The next step was to make a batch of AK-47 rifles for these field trials. Despite the fact that early AK prototypes were made at Plant #2 in the city of Kovrov, near Moscow, another plant was allocated for batch manufacture. It was plant #524, located deep in the heart of Russia (and far from the watchful eyes of foreign intelligence services), in the city of Izhevsk.
By June of 1947, the initial batch of AK rifles was delivered to the Soviet Army, and distributed to several different units located throughout the Soviet Union, primarily around Moscow and Leningrad and in central Asia. As a result of extensive field trials conducted in a variety of climates and tactical scenarios, the AK was officially approved as a new standard arm for the Soviet Army in 1949.
Mass manufacture of the AK-47 was ordered to plant #74, which is known today as “Izhevsk Machine-building plant” or “Izhmash” in short. As it turned out, the existing machinery and technologies of the plant were not sufficient to manufacture new weapons with the necessary quality and precision. During the first two years of AK production, the amount of rejected rifles was too excessive, and by late 1950, it became obvious that a major redesign was required to improve production quality and output.

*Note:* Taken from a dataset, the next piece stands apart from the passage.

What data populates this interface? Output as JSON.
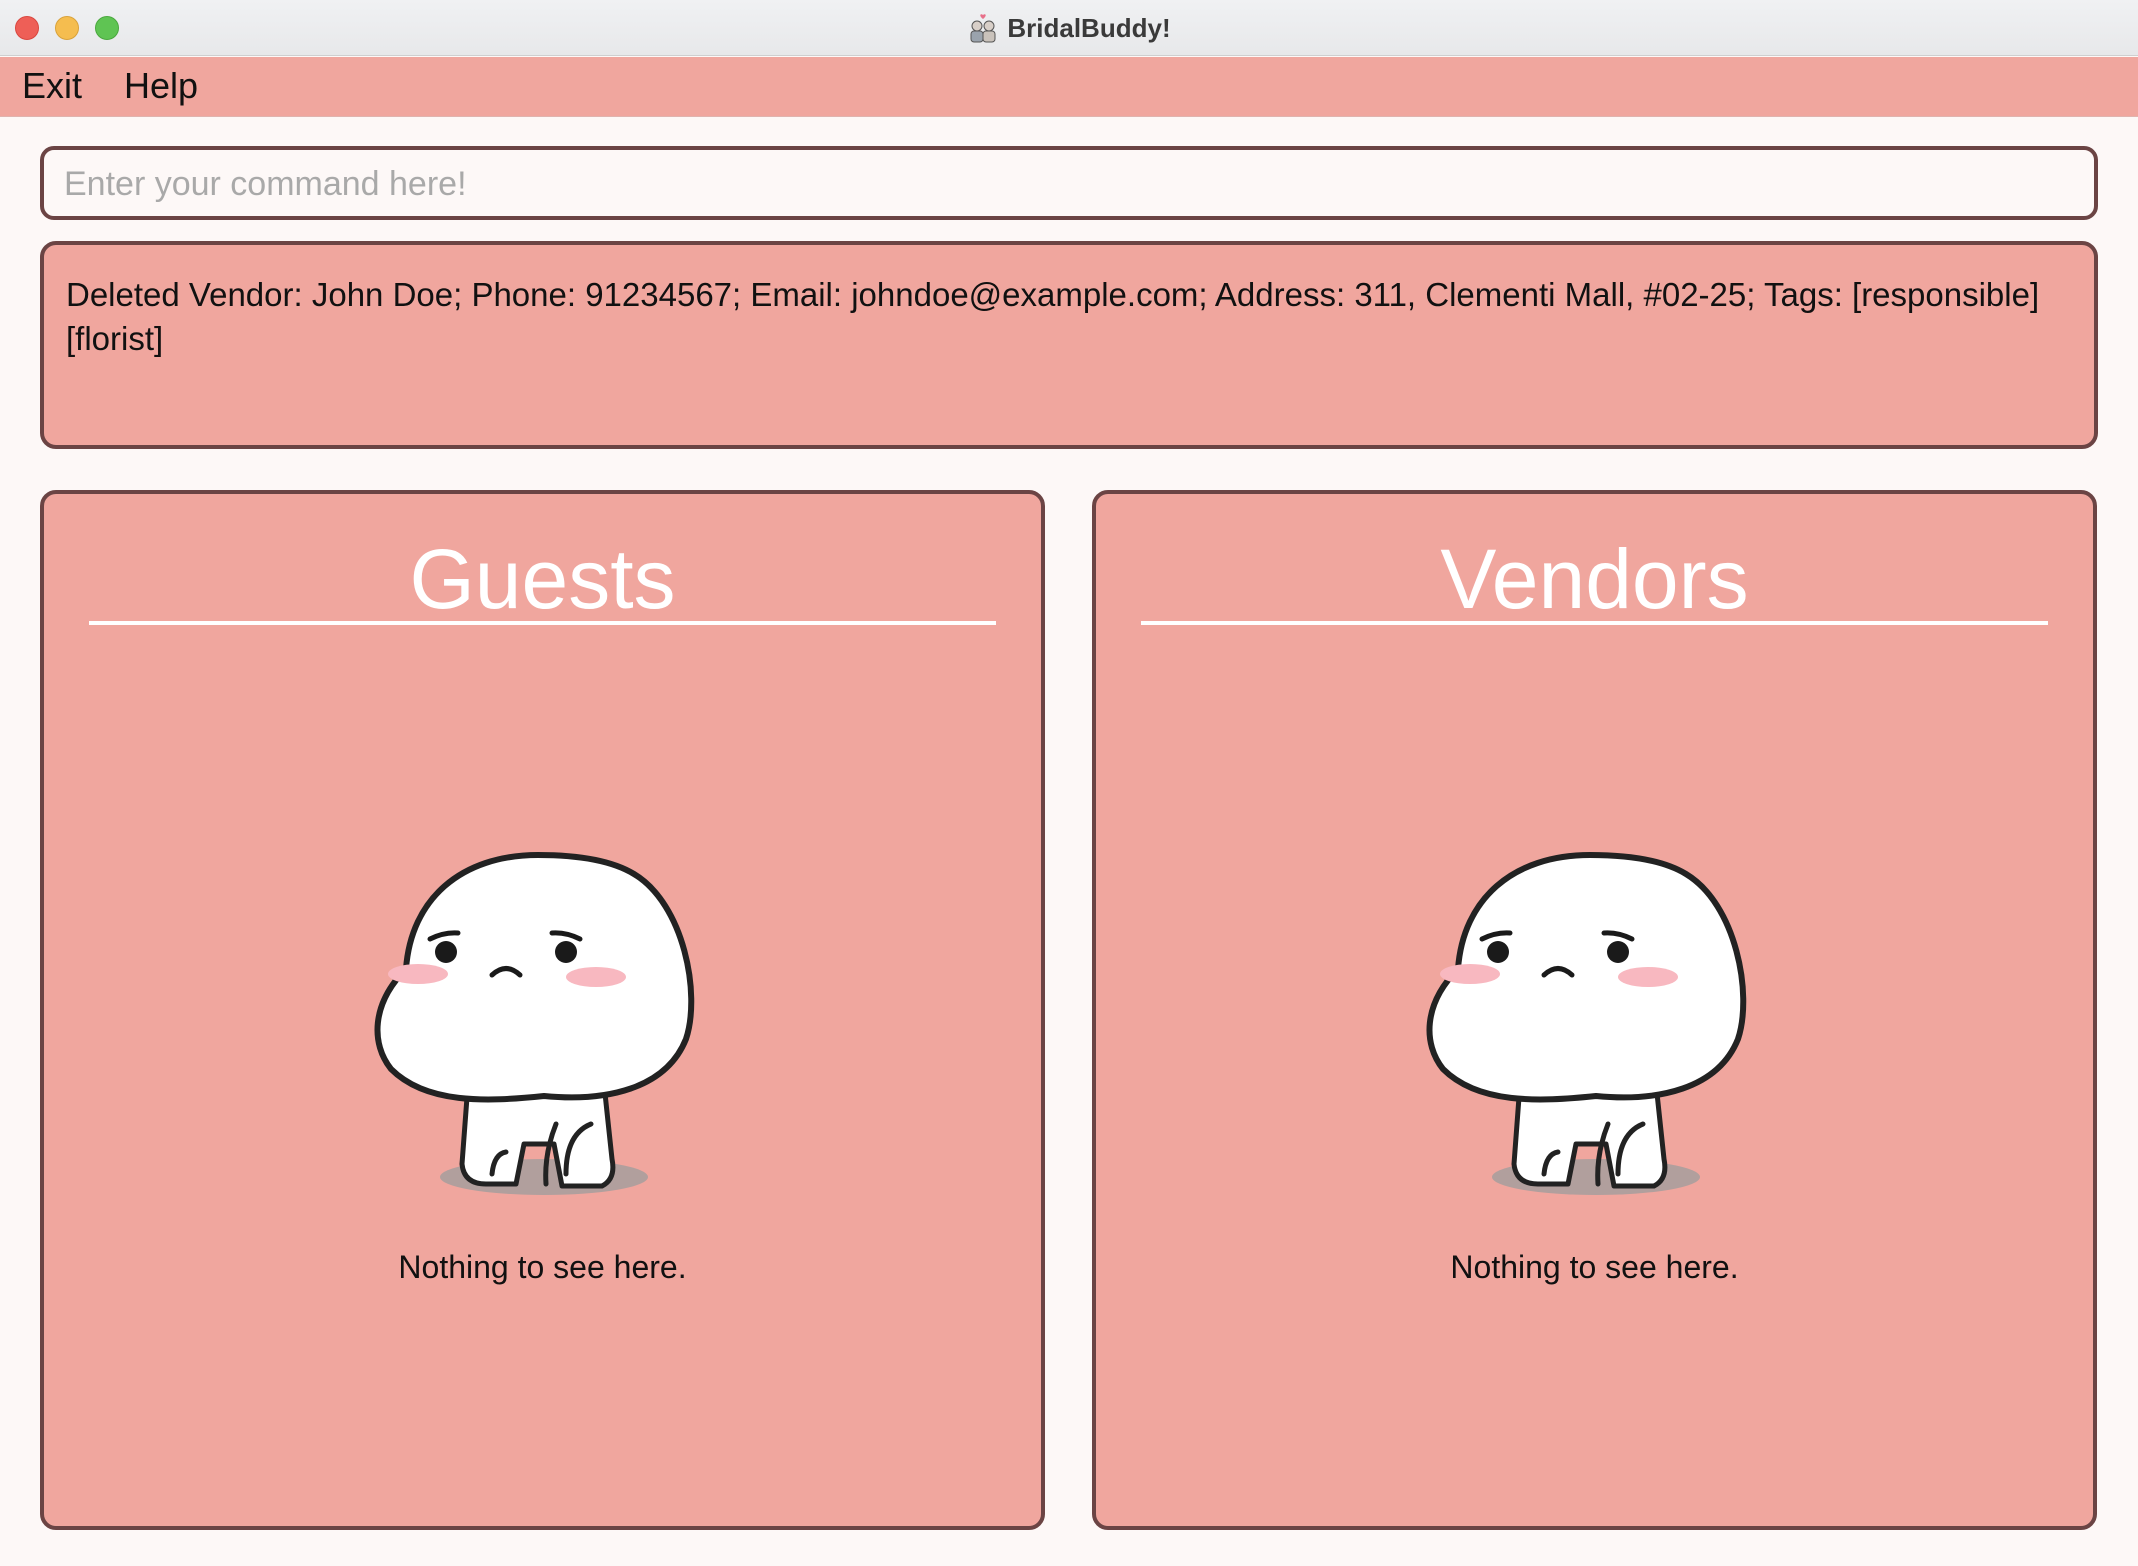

A group of factory engineers had to develop a machined steel receiver instead of the original stamped steel receiver. This step was technologically backward, but in reality, it greatly reduced the number of receivers that were being rejected at the factory. Machined receiver AK and AKS designs, which entered production in 1951, retained the same designations as the original, stamped steel AK and AKS models of 1949. These would become the first mass-produced versions of the now famous Kalashnikov AK assault rifles, which were produced until the late 1950s in the Soviet Union and are still made elsewhere in the world today.